International - Nuclear Weapons

LEGALITY OF THE USE BY A STATE OF NUCLEAR WEAPONS IN ARMED CONFLICT: REQUEST FOR ADVISORY OPINION BY THE WORLD HEALTH ORGANISATION

INTERNATIONAL COURT OF JUSTICE 8 JULY 1996

Introduction

The Director General of the World Health Organisation, by a letter dated 27 Aug. 1993 sought an advisory opinion from the ICJ. The question reads as follows: "In view of the health and environmental effects, would the use of nuclear weapons by a State in war or other armed conflict be a breach of its obligations under international law including the WHO Constitution?"

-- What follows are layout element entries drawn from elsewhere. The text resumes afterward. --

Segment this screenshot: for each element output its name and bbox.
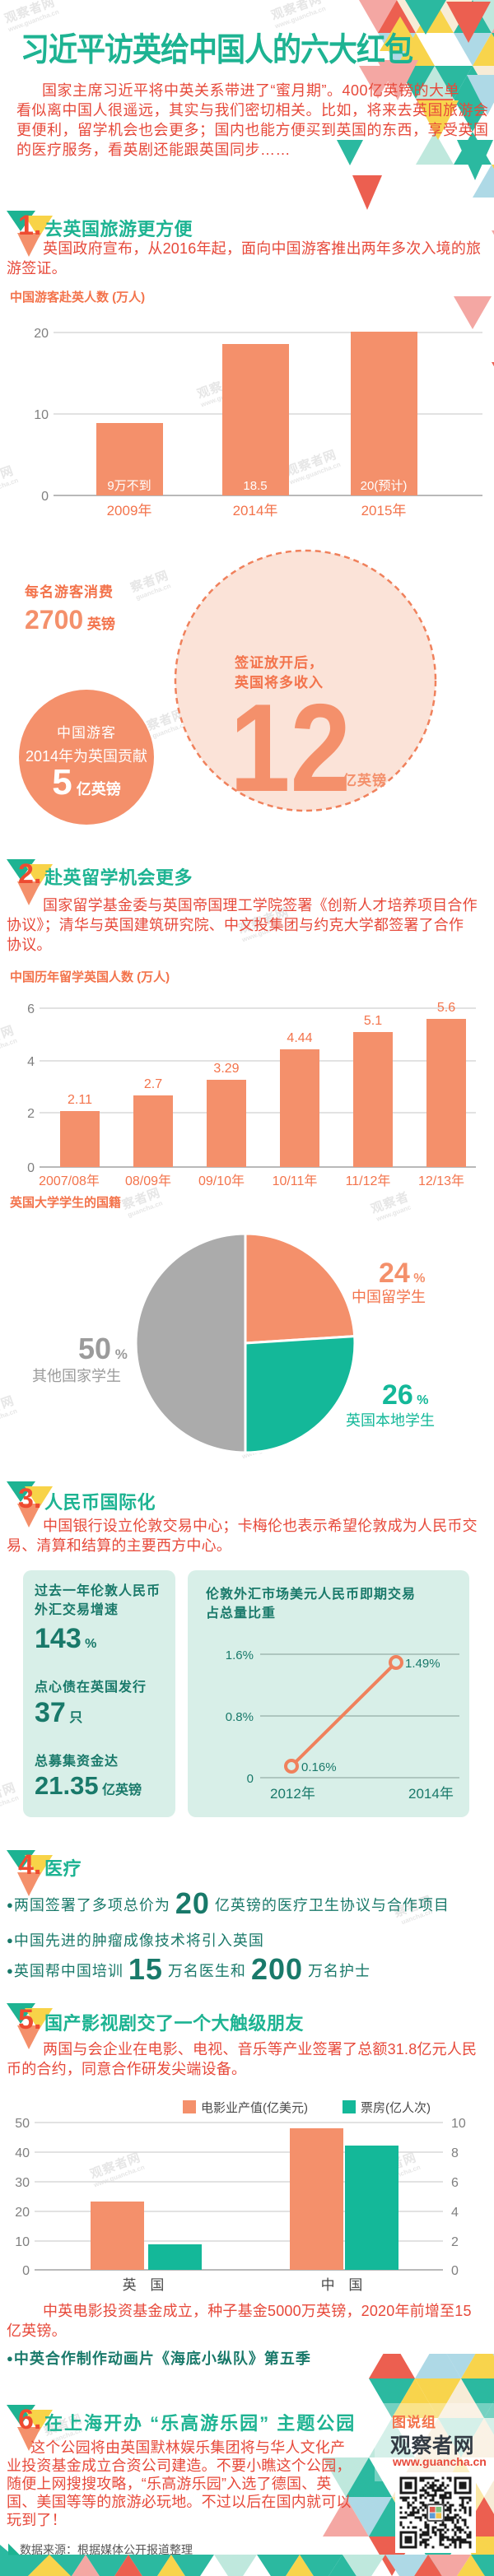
svg-text:电影业产值(亿美元): 电影业产值(亿美元) (201, 2101, 308, 2115)
svg-text:9万不到: 9万不到 (107, 479, 151, 493)
svg-text:2007/08年: 2007/08年 (39, 1174, 100, 1188)
svg-text:2009年: 2009年 (107, 503, 152, 518)
svg-text:6: 6 (27, 1002, 35, 1016)
svg-text:0: 0 (22, 2264, 30, 2278)
svg-text:50: 50 (15, 2117, 30, 2131)
svg-text:8: 8 (451, 2146, 459, 2160)
svg-text:18.5: 18.5 (243, 479, 267, 493)
svg-text:4: 4 (27, 1055, 35, 1069)
svg-text:2014年: 2014年 (233, 503, 278, 518)
svg-text:0.16%: 0.16% (301, 1760, 337, 1774)
svg-text:0: 0 (451, 2264, 459, 2278)
svg-text:10: 10 (34, 408, 49, 422)
svg-text:2012年: 2012年 (270, 1786, 315, 1802)
svg-text:20: 20 (34, 327, 49, 341)
svg-text:5.6: 5.6 (437, 1001, 455, 1015)
svg-text:10/11年: 10/11年 (273, 1174, 318, 1188)
svg-text:2.11: 2.11 (68, 1093, 92, 1107)
svg-text:2: 2 (451, 2235, 459, 2249)
svg-text:4.44: 4.44 (287, 1031, 312, 1045)
svg-text:3.29: 3.29 (213, 1062, 239, 1076)
svg-text:30: 30 (15, 2176, 30, 2190)
svg-text:1.6%: 1.6% (226, 1648, 254, 1662)
svg-text:2015年: 2015年 (361, 503, 407, 518)
svg-text:6: 6 (451, 2176, 459, 2190)
svg-text:40: 40 (15, 2146, 30, 2160)
svg-text:10: 10 (15, 2235, 30, 2249)
svg-text:中 国: 中 国 (321, 2277, 368, 2293)
svg-text:2014年: 2014年 (408, 1786, 454, 1802)
svg-text:12/13年: 12/13年 (418, 1174, 464, 1188)
svg-text:英 国: 英 国 (123, 2277, 170, 2293)
svg-text:2.7: 2.7 (144, 1077, 162, 1091)
svg-text:0: 0 (247, 1772, 254, 1786)
svg-text:11/12年: 11/12年 (346, 1174, 391, 1188)
svg-text:1.49%: 1.49% (405, 1657, 440, 1671)
svg-text:20(预计): 20(预计) (361, 479, 408, 493)
svg-text:0: 0 (27, 1161, 35, 1175)
svg-text:票房(亿人次): 票房(亿人次) (361, 2101, 431, 2115)
svg-text:08/09年: 08/09年 (125, 1174, 171, 1188)
svg-text:0.8%: 0.8% (226, 1710, 254, 1724)
svg-text:10: 10 (451, 2117, 466, 2131)
svg-text:5.1: 5.1 (364, 1014, 382, 1028)
svg-text:2: 2 (27, 1107, 35, 1121)
svg-text:0: 0 (41, 490, 49, 504)
svg-text:4: 4 (451, 2206, 459, 2220)
svg-text:09/10年: 09/10年 (198, 1174, 245, 1188)
svg-text:20: 20 (15, 2206, 30, 2220)
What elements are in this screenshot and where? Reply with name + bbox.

The Court considered that there are three conditions which must be satisfied in order to found the jurisdiction of the Court when a request for an advisory opinion is submitted to it by a specialised agency: The agency requesting the Opinion must be duly authorized under the Charter to request opinion from the Court, and the opinion requested must be on a legal question, and this question must be one arising within the scope of the activities of the requesting agency.

Held

The first two conditions had been met. With regard to the third, the Court found that although according to its Constitution, the World Health Organisation is authorized to deal with the effects on health of the use of nuclear weapons, or of any other hazardous activity, and to take preventive measures aimed at protecting the health of populations in the event of such weapons being used or such activities engaged in, the question put to the Court in the present case relates not to the effects of the use of nuclear weapons on health, but to the legality of the use of such weapons in view of their health and environmental effects. The Court further pointed out that international organisations do not, unlike States, possess a general competence, but are governed by the "principle of speciality" that is to say, they are invested by the States which create them with powers, the limits of which are a function of the common interests whose promotion those States entrust to them. Besides, the WHO is an international organisation of a particular kind- a "specialised agency" forming a part of a system based in the Charter of the United Nations, which is designed to organise international co-operation in a coherent fashion by bringing the United Nations invested with powers of general scope, in to relationship with various autonomous and complementary organisations, invested with sectorial powers. The Court therefore concluded. that the responsibilities of the WHO are necessarily restricted to the sphere of public "health" and can not encroach on the responsibilities of other parts of the United Nations system. And that there is no doubt that the questions concerning the use of force, the regulation of armament and disarmament are within the competence of the United Nations and lie outside that of the specialised agencies.

The request for an advisory opinion submitted by the WHO thus does not relate to a question which arises "within the scope of the activities" of the organisation.